Access to computers, libraries and other media have significant effects on test scores and college-going rates.

Pawlenty doesn't expect this to go anywhere. He expects it to bring light to his work in education, and to force DFLers into voting (or speaking out) against "more funding for classrooms."

He's no dummy, but he is insincere.

 
At 6:13 PM, January 10, 2006, Anonymous Lynnell Mickelsen said...

This is Mary Cecconi's take on Guv. 70 percent solution. Cecconi, a former member of the Stillwater School Board, is on staff of Parents United For Public Schools, a non-partisan group of parents. I'm a member. And Mary Cecconi is one smart chick.

Anyuhow, here's her take:

The 70% Game
Last year, you might remember that legislation was introduced to mandate that schools use 65% of their funds “in the classroom.” The legislation went nowhere. This idea reemerged Monday, January 9, at a press conference held by Governor Pawlenty.

This idea may sound great, but like any other top down, unfunded mandate, it warrants investigation. First, using the definitions that the Governor demands, on average school districts in Minnesota already spend 69.2% “in the classroom.” This may be why the 65% legislation that is being attempted in many states, from a group called First Class Education, has been upped to 70% in Minnesota.

Let’s take a look at what the Governor calls “in the classroom.” According to his press release, “Non-classroom expenditures would include district and school administration and support services, operations and maintenance, staff development, pupil and instructional support services….” Now, it appears that that means the lights, heat, the very schools our children attend, teacher training, and librarians are not essential to the education of our children. So where are the kids supposed to learn? And what are the teachers supposed to be teaching? And why not just turn the lights and the heat off now? It was inferred that this was a way to increase school funding by $112 million—really?

And even under these definitions Minnesota spends more on classroom instruction than any other state according to a Standard and Poor’s Report out this last summer. The following are excerpts from the report:

“Interestingly, the 65 Percent Solution comes at a time when many education reform initiatives place their emphasis on measurable student outcomes, as opposed to financial inputs. Yet, the 65 Percent Solution is an input-driven initiative, without any measurable outcome, such as a quantified achievement goal or targeted return on resources. This raises the question of whether there is empirical evidence that allocating more money to instruction will necessarily result in higher student achievement.”

“Minnesota had by far the greatest percentage of districts that already allocate at least 65% of their operating budgets to instruction. Thus, the state is a prime test case for examining the relationship between spending allocations and student performance in detail.”

“Just as there is no observable relationship between spending more than 65% on instruction and high student performance, there is also no significant correlation between spending any minimum percentage on instruction and student performance.…For example, five districts in Minnesota spent 57.1% of their operating budgets on instruction. Student proficiency rates among those five districts ranged from 66.1% to 82%.”

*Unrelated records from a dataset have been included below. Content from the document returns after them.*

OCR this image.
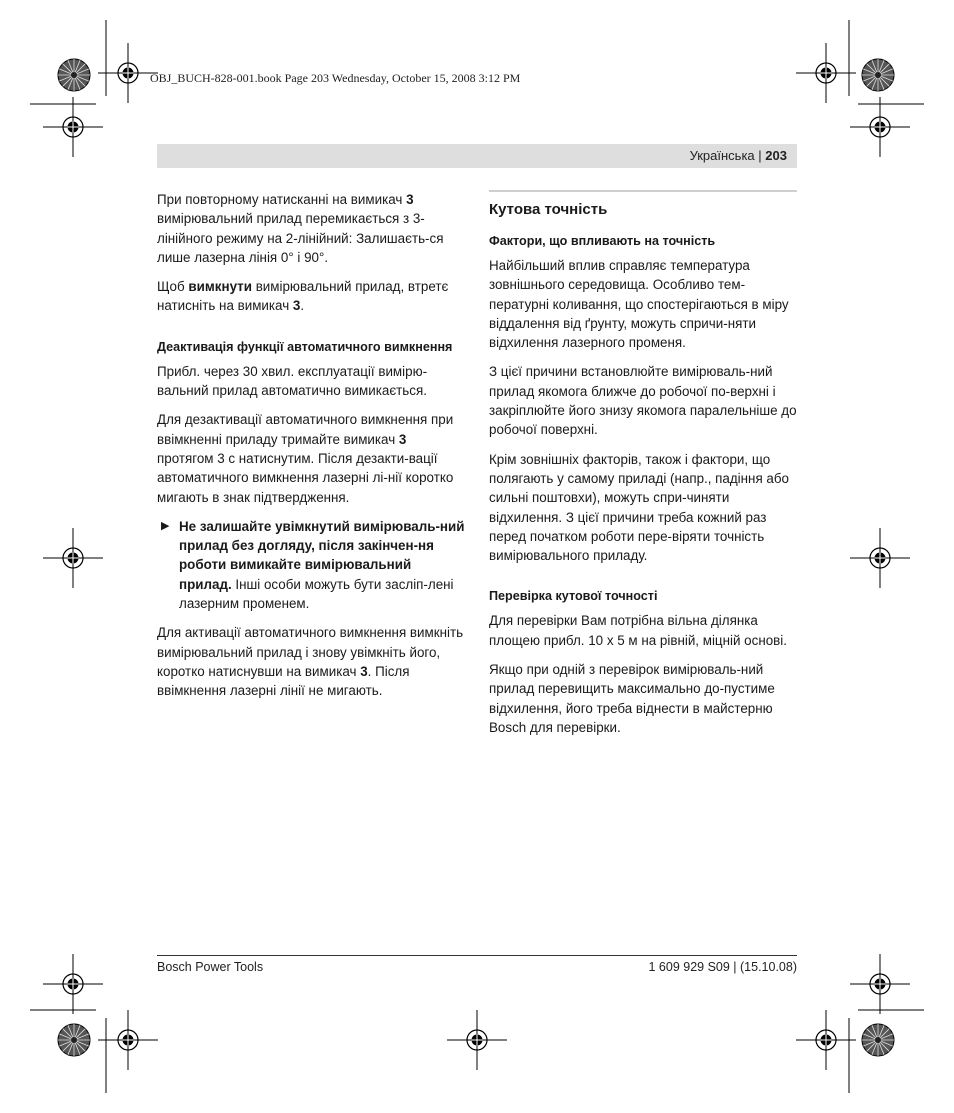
OBJ_BUCH-828-001.book Page 203 Wednesday, October 15, 2008 3:12 PM
Українська | 203

При повторному натисканні на вимикач 3 вимірювальний прилад перемикається з 3-лінійного режиму на 2-лінійний: Залишаєть-ся лише лазерна лінія 0° і 90°.

Щоб вимкнути вимірювальний прилад, втретє натисніть на вимикач 3.

Деактивація функції автоматичного вимкнення

Прибл. через 30 хвил. експлуатації вимірю-вальний прилад автоматично вимикається.

Для дезактивації автоматичного вимкнення при ввімкненні приладу тримайте вимикач 3 протягом 3 с натиснутим. Після дезакти-вації автоматичного вимкнення лазерні лі-нії коротко мигають в знак підтвердження.

▶ Не залишайте увімкнутий вимірюваль-ний прилад без догляду, після закінчен-ня роботи вимикайте вимірювальний прилад. Інші особи можуть бути засліп-лені лазерним променем.

Для активації автоматичного вимкнення вимкніть вимірювальний прилад і знову увімкніть його, коротко натиснувши на вимикач 3. Після ввімкнення лазерні лінії не мигають.

Кутова точність
Фактори, що впливають на точність

Найбільший вплив справляє температура зовнішнього середовища. Особливо тем-пературні коливання, що спостерігаються в міру віддалення від ґрунту, можуть спричи-няти відхилення лазерного променя.

З цієї причини встановлюйте вимірюваль-ний прилад якомога ближче до робочої по-верхні і закріплюйте його знизу якомога паралельніше до робочої поверхні.

Крім зовнішніх факторів, також і фактори, що полягають у самому приладі (напр., падіння або сильні поштовхи), можуть спри-чиняти відхилення. З цієї причини треба кожний раз перед початком роботи пере-віряти точність вимірювального приладу.

Перевірка кутової точності

Для перевірки Вам потрібна вільна ділянка площею прибл. 10 x 5 м на рівній, міцній основі.

Якщо при одній з перевірок вимірюваль-ний прилад перевищить максимально до-пустиме відхилення, його треба віднести в майстерню Bosch для перевірки.

Bosch Power Tools	1 609 929 S09 | (15.10.08)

“In sum, the data show that there is no minimum instructionalspending allocation that necessarily produces higher student achievement. However, these findings do not suggest that ‘money doesn’t matter’, or that school districts should not dedicate as much of their resources as possible to the classroom. This is a laudable goal, but the percentage allocated to instruction may need to vary from one district to another for legitimate reasons. “ --School Matters, A Service of Standard and Poor’s

 
At 10:47 AM, January 11, 2006, Blogger Kevin from Minneapolis said...

LMAO at non-partisan and Mary Cecconi in the same sentence.

She stood with the DFL last year when it announced it's (unfunded) education plan and said the following:

"I know that for parents, we don't want to look back and see that our children's futures were sacrificed for some ill-advised pledge to a powerful special interest group."

But then again I can see your point. Nonpartisan means "agree with the DFL" so then, ya, I suppose she is nonpartisan.